Saturday, December 17, 2016


republished below in full unedited for informational, educational, and research purposes:
As EU leaders convened in Brussels, Hungarian leader Viktor Orban angrily lashed out at Angela Merkel because of her lax immigration policies that have created such a crisis in her country. Orban warned that the Muslim migrant crime problem in Germany would spill over into neighbouring countries:
The Germans and other countries who made the mistake of letting these people into the EU are now trying to share them out, so every country also inherits their problem.”
Even Merkel finally admitted to the problem with Muslim migrants, a problem that she caused, when she finally woke up to the personal cost to her politically. It’s a shame that while thousands of German citizens were being attacked and molested, she was still saying to Germans “we can do this.”
Back in July, Orban stirred controversy when he “described the arrival of asylum seekers in Europe as ‘a poison’, saying his country did not want or need ‘a single migrant.'”
Meanwhile, Sweden, a country battered by Muslim migrant crime and no-go zones, has been “backing Italy’s demands Brussels cut funds to states who do not take their fair share of asylum-seekers.”

“‘We won’t pay for YOUR error’ Fuming Orban shatters EU unity with migrant attack on Merkel,” by Nick Guyteridge and Agnes Kegl, Express, December 15, 2016:
The hard-line prime minister accused Germany of trying to pass the buck for its “mistake” letting in so many people by sending them to other countries under an EU quota scheme.
He launched into a vicious tirade as he arrived in Brussels for a meeting of the EU Council this morning, vowing once again that Hungary will not accept the controversial policy.
The get together of the 28 European heads of Government is expected to be dominated by the humanitarian crisis in Aleppo and the possibility of further sanctions against Russia.

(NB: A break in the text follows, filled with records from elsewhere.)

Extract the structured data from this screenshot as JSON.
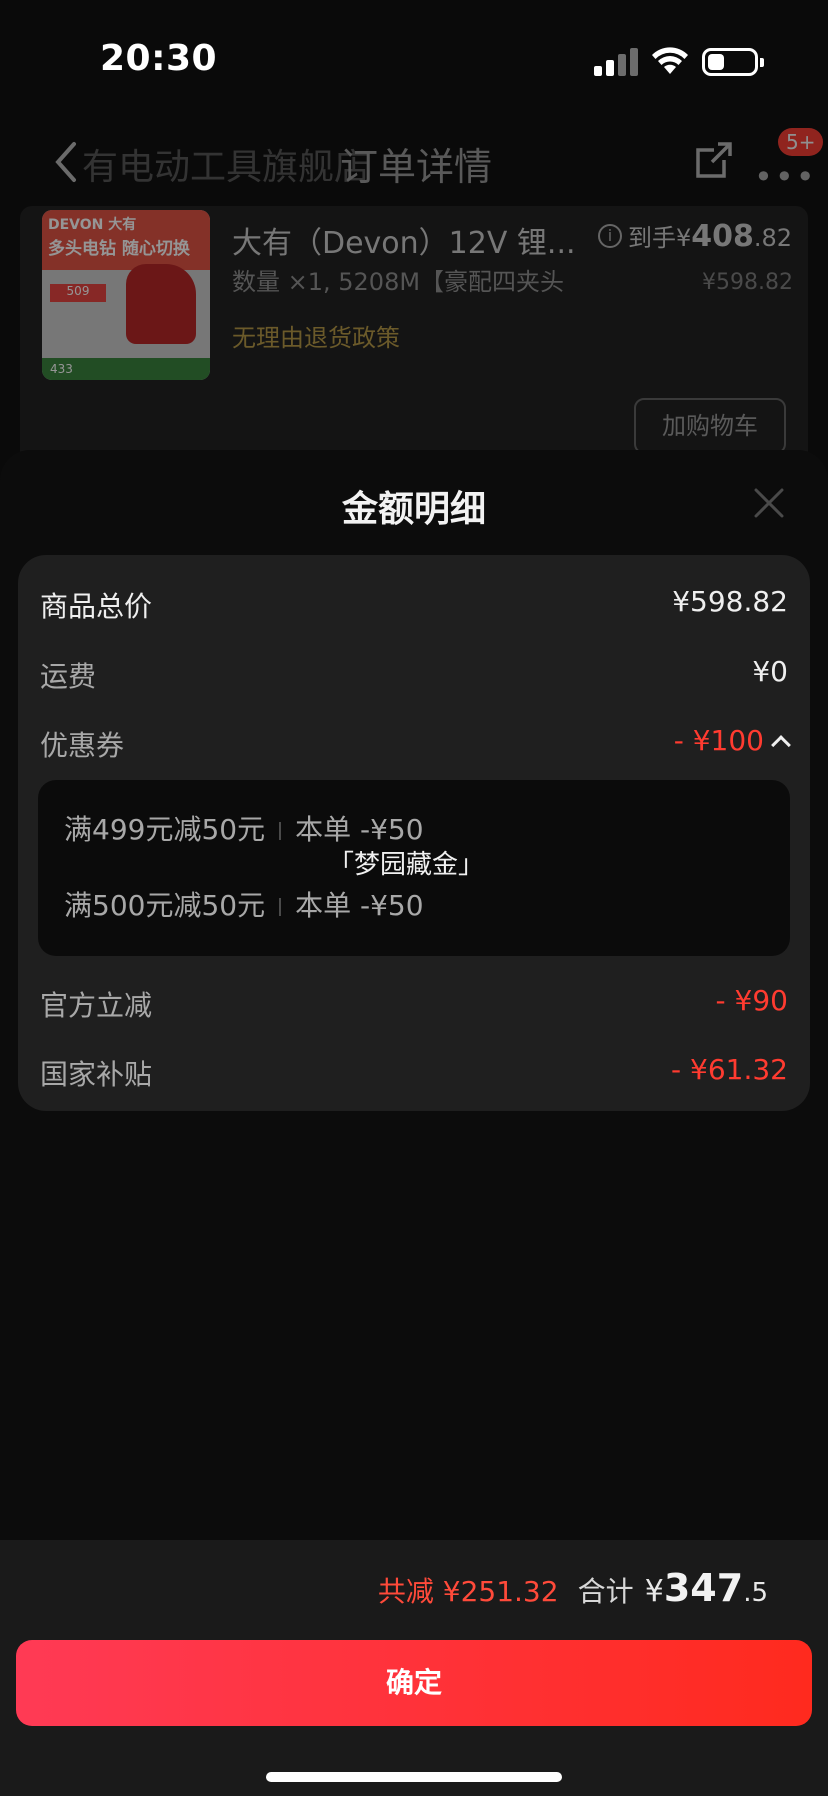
{
  "status_bar": {
    "time": "20:30"
  },
  "nav": {
    "shop_name": "有电动工具旗舰店",
    "title": "订单详情",
    "more_badge": "5+"
  },
  "order": {
    "thumb": {
      "brand": "DEVON 大有",
      "headline": "多头电钻 随心切换",
      "price_tag": "509",
      "footer": "433"
    },
    "product_name": "大有（Devon）12V 锂...",
    "quantity_spec": "数量 ×1, 5208M【豪配四夹头",
    "policy": "无理由退货政策",
    "price_label": "到手¥",
    "price_main": "408",
    "price_decimal": ".82",
    "price_original": "¥598.82",
    "add_to_cart": "加购物车"
  },
  "sheet": {
    "title": "金额明细",
    "rows": {
      "total_price": {
        "label": "商品总价",
        "value": "¥598.82"
      },
      "shipping": {
        "label": "运费",
        "value": "¥0"
      },
      "coupon": {
        "label": "优惠券",
        "value": "- ¥100"
      },
      "official_discount": {
        "label": "官方立减",
        "value": "- ¥90"
      },
      "national_subsidy": {
        "label": "国家补贴",
        "value": "- ¥61.32"
      }
    },
    "coupons": [
      {
        "rule": "满499元减50元",
        "applied": "本单 -¥50",
        "name": "「梦园藏金」"
      },
      {
        "rule": "满500元减50元",
        "applied": "本单 -¥50"
      }
    ]
  },
  "footer": {
    "saving": "共减 ¥251.32",
    "total_label": "合计",
    "total_currency": "¥",
    "total_int": "347",
    "total_dec": ".5",
    "confirm": "确定"
  },
  "colors": {
    "accent_red": "#ff3b30",
    "button_start": "#ff3a55",
    "button_end": "#ff2a1e"
  }
}
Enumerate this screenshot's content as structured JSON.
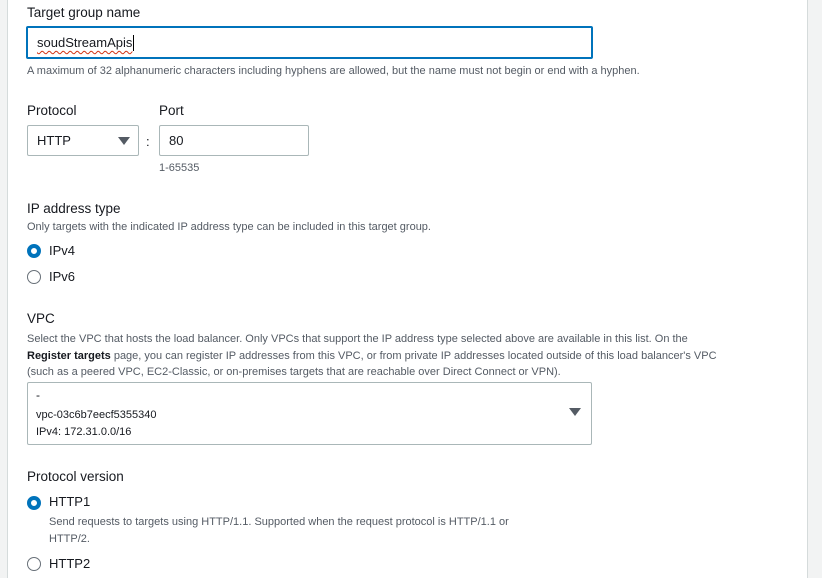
{
  "target_group_name": {
    "label": "Target group name",
    "value": "soudStreamApis",
    "hint": "A maximum of 32 alphanumeric characters including hyphens are allowed, but the name must not begin or end with a hyphen."
  },
  "protocol": {
    "label": "Protocol",
    "value": "HTTP",
    "separator": ":"
  },
  "port": {
    "label": "Port",
    "value": "80",
    "hint": "1-65535"
  },
  "ip_address_type": {
    "label": "IP address type",
    "description": "Only targets with the indicated IP address type can be included in this target group.",
    "options": [
      {
        "label": "IPv4",
        "selected": true
      },
      {
        "label": "IPv6",
        "selected": false
      }
    ]
  },
  "vpc": {
    "label": "VPC",
    "description_1": "Select the VPC that hosts the load balancer. Only VPCs that support the IP address type selected above are available in this list. On the",
    "description_bold": "Register targets",
    "description_2": " page, you can register IP addresses from this VPC, or from private IP addresses located outside of this load balancer's VPC",
    "description_3": "(such as a peered VPC, EC2-Classic, or on-premises targets that are reachable over Direct Connect or VPN).",
    "selected_name": "-",
    "selected_id": "vpc-03c6b7eecf5355340",
    "selected_cidr": "IPv4: 172.31.0.0/16"
  },
  "protocol_version": {
    "label": "Protocol version",
    "options": [
      {
        "label": "HTTP1",
        "selected": true,
        "description_1": "Send requests to targets using HTTP/1.1. Supported when the request protocol is HTTP/1.1 or",
        "description_2": "HTTP/2."
      },
      {
        "label": "HTTP2",
        "selected": false
      }
    ]
  },
  "colors": {
    "accent": "#0073bb",
    "text": "#16191f",
    "muted": "#545b64"
  }
}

But Mr Orban was more keen to talk about the issue of migration, claiming that the majority of arrivals in Europe are “economic migrants” and not genuine refugees.
He blasted: “We are still fighting over the mandatory migrant quotas. The Hungarians don’t want what the Germans, or to be precise, Angela Merkel demands.

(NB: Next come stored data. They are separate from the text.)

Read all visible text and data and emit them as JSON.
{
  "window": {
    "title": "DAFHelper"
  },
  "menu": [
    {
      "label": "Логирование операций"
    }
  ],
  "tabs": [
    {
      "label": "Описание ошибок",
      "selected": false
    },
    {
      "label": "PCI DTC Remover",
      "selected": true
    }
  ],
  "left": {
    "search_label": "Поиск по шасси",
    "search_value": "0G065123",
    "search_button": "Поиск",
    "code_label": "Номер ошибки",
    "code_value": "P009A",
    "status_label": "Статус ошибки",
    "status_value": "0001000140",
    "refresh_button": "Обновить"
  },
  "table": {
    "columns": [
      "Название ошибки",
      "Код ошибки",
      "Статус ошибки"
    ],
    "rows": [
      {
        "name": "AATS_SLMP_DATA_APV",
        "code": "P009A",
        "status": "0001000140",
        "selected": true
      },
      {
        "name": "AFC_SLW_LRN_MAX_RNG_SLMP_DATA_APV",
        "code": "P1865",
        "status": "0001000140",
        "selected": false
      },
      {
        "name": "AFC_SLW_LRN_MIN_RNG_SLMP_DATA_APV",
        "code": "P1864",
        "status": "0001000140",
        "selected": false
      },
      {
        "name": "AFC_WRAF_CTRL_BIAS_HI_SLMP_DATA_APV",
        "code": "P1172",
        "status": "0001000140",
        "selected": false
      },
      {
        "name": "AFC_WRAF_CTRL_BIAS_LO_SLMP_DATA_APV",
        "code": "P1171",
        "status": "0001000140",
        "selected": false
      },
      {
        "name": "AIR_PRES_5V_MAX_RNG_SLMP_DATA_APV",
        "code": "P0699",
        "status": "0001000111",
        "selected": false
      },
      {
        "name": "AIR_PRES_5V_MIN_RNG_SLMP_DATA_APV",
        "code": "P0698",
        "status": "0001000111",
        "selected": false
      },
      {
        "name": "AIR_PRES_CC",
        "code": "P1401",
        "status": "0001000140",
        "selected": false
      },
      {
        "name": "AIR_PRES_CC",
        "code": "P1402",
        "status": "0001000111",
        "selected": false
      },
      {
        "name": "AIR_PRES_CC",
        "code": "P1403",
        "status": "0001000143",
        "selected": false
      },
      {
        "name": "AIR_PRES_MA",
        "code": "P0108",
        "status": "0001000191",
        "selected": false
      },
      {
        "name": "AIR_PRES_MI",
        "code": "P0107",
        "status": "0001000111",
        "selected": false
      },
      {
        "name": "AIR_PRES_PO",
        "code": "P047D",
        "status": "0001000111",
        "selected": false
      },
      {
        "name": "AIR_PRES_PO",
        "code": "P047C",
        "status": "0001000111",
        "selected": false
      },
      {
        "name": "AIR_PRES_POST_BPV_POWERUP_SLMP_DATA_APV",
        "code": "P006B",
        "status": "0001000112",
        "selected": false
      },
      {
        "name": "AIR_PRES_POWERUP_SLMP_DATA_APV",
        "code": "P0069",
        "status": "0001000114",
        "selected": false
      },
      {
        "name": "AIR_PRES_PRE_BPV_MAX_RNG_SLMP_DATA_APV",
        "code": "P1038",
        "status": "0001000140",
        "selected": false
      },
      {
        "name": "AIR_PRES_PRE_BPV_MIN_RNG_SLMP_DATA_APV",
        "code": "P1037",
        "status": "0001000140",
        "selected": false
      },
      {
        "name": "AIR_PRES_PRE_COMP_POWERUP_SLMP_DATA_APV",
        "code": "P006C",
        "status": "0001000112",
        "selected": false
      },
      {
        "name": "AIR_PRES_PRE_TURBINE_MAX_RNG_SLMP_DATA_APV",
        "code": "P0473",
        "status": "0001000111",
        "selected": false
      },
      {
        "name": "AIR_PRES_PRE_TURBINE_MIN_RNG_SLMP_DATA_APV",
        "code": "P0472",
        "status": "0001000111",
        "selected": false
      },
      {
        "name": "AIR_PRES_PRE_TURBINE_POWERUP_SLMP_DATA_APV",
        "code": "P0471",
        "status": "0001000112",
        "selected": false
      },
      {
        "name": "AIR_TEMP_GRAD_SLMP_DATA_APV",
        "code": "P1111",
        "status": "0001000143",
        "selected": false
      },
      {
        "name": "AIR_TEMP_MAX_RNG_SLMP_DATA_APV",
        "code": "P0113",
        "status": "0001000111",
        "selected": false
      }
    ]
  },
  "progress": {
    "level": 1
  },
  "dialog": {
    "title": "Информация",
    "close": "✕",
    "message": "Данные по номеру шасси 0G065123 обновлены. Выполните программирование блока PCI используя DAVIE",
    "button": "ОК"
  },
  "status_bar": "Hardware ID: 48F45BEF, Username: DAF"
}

“The Germans and other countries who made the mistake of letting these people into the EU are now trying to share them out, so every country also inherits their problem. Hungary doesn’t like this approach.”

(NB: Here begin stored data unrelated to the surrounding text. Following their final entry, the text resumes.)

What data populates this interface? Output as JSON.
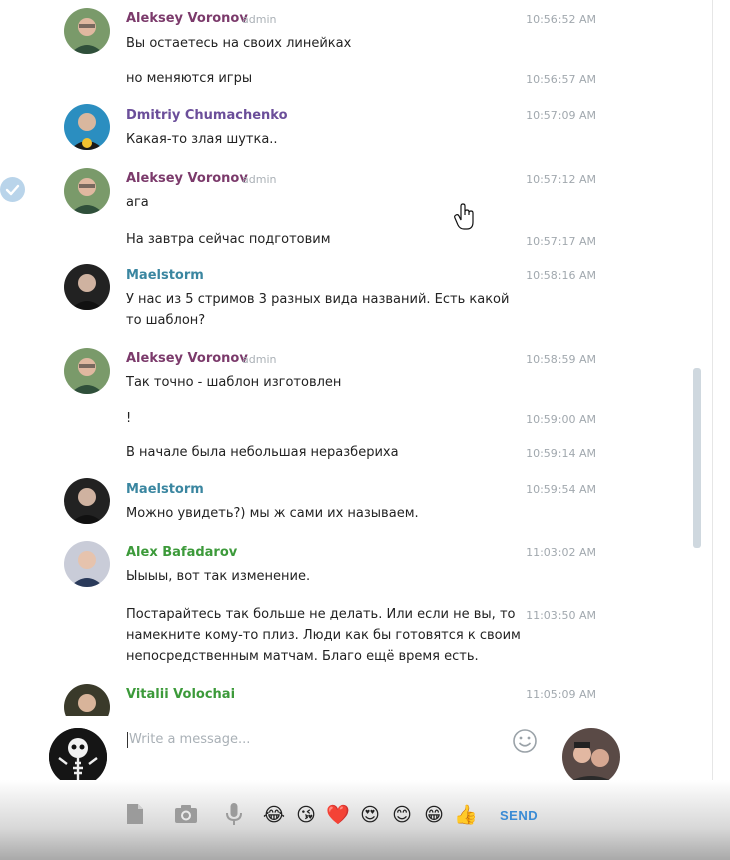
{
  "colors": {
    "author_purple": "#7b3a6b",
    "author_violet": "#6b4e9a",
    "author_teal": "#3a86a0",
    "author_green": "#3c9a3a",
    "time_gray": "#a1a8ae",
    "accent_blue": "#3a8bd5"
  },
  "messages": [
    {
      "author": "Aleksey Voronov",
      "role": "admin",
      "time": "10:56:52 AM",
      "text": "Вы остаетесь на своих линейках"
    },
    {
      "time": "10:56:57 AM",
      "text": "но меняются игры"
    },
    {
      "author": "Dmitriy Chumachenko",
      "time": "10:57:09 AM",
      "text": "Какая-то злая шутка.."
    },
    {
      "author": "Aleksey Voronov",
      "role": "admin",
      "time": "10:57:12 AM",
      "text": "ага"
    },
    {
      "time": "10:57:17 AM",
      "text": "На завтра сейчас подготовим"
    },
    {
      "author": "Maelstorm",
      "time": "10:58:16 AM",
      "text": "У нас из 5 стримов 3 разных вида названий. Есть какой то шаблон?"
    },
    {
      "author": "Aleksey Voronov",
      "role": "admin",
      "time": "10:58:59 AM",
      "text": "Так точно - шаблон изготовлен"
    },
    {
      "time": "10:59:00 AM",
      "text": "!"
    },
    {
      "time": "10:59:14 AM",
      "text": "В начале была небольшая неразбериха"
    },
    {
      "author": "Maelstorm",
      "time": "10:59:54 AM",
      "text": "Можно увидеть?) мы ж сами их называем."
    },
    {
      "author": "Alex Bafadarov",
      "time": "11:03:02 AM",
      "text": "Ыыыы, вот так изменение."
    },
    {
      "time": "11:03:50 AM",
      "text": "Постарайтесь так больше не делать. Или если не вы, то намекните кому-то плиз. Люди как бы готовятся к своим непосредственным матчам. Благо ещё время есть."
    },
    {
      "author": "Vitalii Volochai",
      "time": "11:05:09 AM",
      "text": ""
    }
  ],
  "compose": {
    "placeholder": "Write a message...",
    "send_label": "SEND",
    "emojis": [
      "😂",
      "😘",
      "❤️",
      "😍",
      "😊",
      "😁",
      "👍"
    ]
  },
  "icons": [
    "document-icon",
    "camera-icon",
    "microphone-icon",
    "smiley-icon",
    "check-icon",
    "hand-cursor-icon"
  ]
}
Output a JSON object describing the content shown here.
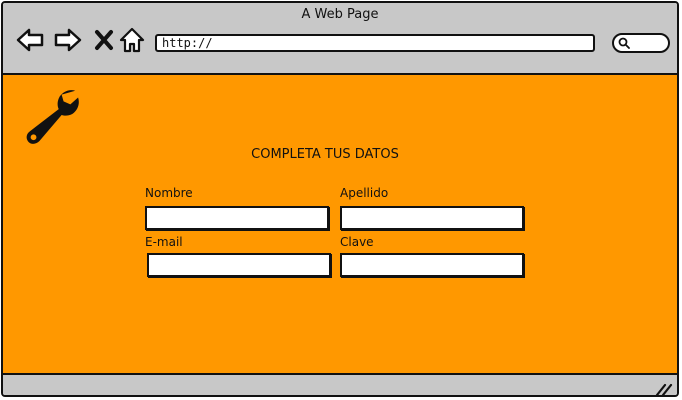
{
  "window": {
    "title": "A Web Page"
  },
  "toolbar": {
    "back_icon": "back-arrow-icon",
    "forward_icon": "forward-arrow-icon",
    "stop_icon": "close-x-icon",
    "home_icon": "home-icon",
    "url": "http://",
    "search_icon": "search-icon"
  },
  "page": {
    "logo_icon": "wrench-icon",
    "heading": "COMPLETA TUS DATOS",
    "background": "#ff9800",
    "form": {
      "nombre_label": "Nombre",
      "apellido_label": "Apellido",
      "email_label": "E-mail",
      "clave_label": "Clave"
    }
  }
}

Mr Orban also set himself on the warpath with eurocrats by vowing to do everything in his power to block the scheme, which 98 per cent of Hungarians who voted rejected in a national referendum earlier this year…..
The leader of the tiny Baltic state expressed sympathy for Theresa May’s attempts to negotiate a sensible deal with Brussels, and said her country would use its influence to press for constructive talks.
Several, including Greece’s Alexis Tsipras and Belgium’s Charles Michel, answered questions on the day’s other agenda items but conspiciously fled the cameras when the thorny subject of Britain was raised.
And others stuck rigidly to the European Union’s official policy that there can be “no negotiation without notification”, reiterating their calls for Mrs May to trigger Article 50 as soon as possible.
Finnish PM Juha Sipla would only say: “We will start in the end of March that’s for sure.”
And Luxembourg’s Xavier Bettel tetchily answered: “I think that we are still waiting for Article 50 to be triggered by the British government. This has to happen for us to start the negotiations. We will not negotiate before. These are the conditions that must be respected.”
Outgoing EU Parliament chief Martin Schulz told reporters: “I hope that the Article 50 will be triggered as soon as possible, as the earlier the easier it is for me to answer your questions.”
And EU foreign policy chief Federica Mogherini instantly shut down all questions on the subject, sighing: “That’s not foreign policy yet.”
Leaders of the 28 EU member states will discuss a variety of issues at today’s meeting including the situation in Syria and the possibility of further sanctions against Russia, the ongoing response to the migrant crisis and the drive to create a European army.